Stephen De'ak was born in Hungary in 1897, and died in California in 1975. In 1973 De'ak wrote a biography of David Popper (author of the well-known "High School of Cello Playing," and many cello compositions). Here follows a second excerpt from De'ak's biography of Popper, in which we find Popper's contact with, and appreciation of, Pablo Casals.
" We took the subway to his (Popper's) home, and I (Stephen De'ak) was grateful for the noise, which prevented any conversation. However, in the pauses of station stops, Popper made some general comments (about the Casals concert they had just attended), such as: "beautiful tone," "excellent technique," "fine musicianship" and "splendid intonation." Then, finally, he said "...in spite of all these, he did not touch my heart!"

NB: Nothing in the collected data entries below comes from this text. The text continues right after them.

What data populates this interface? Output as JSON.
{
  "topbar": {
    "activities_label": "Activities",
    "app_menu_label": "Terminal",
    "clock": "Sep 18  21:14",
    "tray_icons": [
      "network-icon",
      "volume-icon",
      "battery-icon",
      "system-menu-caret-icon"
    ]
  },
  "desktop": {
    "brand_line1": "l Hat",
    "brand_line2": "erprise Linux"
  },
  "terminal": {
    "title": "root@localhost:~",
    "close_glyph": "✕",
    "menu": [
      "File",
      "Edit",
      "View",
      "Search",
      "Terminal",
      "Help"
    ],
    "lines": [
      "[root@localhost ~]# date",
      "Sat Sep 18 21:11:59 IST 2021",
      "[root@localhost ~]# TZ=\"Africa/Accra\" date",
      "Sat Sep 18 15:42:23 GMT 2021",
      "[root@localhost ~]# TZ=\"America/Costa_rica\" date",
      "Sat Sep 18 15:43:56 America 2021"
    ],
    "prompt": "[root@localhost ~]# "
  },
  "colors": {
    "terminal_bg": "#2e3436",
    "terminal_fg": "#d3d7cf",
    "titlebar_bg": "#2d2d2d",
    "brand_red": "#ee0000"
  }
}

"With this remark Popper indicated that the style of his own art was rooted in an earlier tradition, and that he felt uncomfortable wihen confronted with a new aesthetic language and a new cellistic technique.
"Popper faced the challenging problem that every artist--musician, painter, poet or writer-- experiences when the new generation comes forward with an innovation in style. Popper's own playing had represented a move forward and away from the artists who preceded him. However, a link existed--a foothold from which to leap forward. But for him to be in full agreement now with the progressive trend would mean negation of lifelong convictions on which his art and his success had been built. At the present, there are movements which are drifting away from the type of performance which was new in the early twentieth century.
"The profound revelation which I experienced when hearing Casals for the first time disturbed my loyalty to Popper. At that time, I was very confused. I was aware that I was witnessing a meeting of two giants of the 'cello, and I was quite overwhelmed both to my faith and admiration for my own teacher, Popper, and by the exciting and very convincing style of playing of the new musical sun on the horizon--Casals."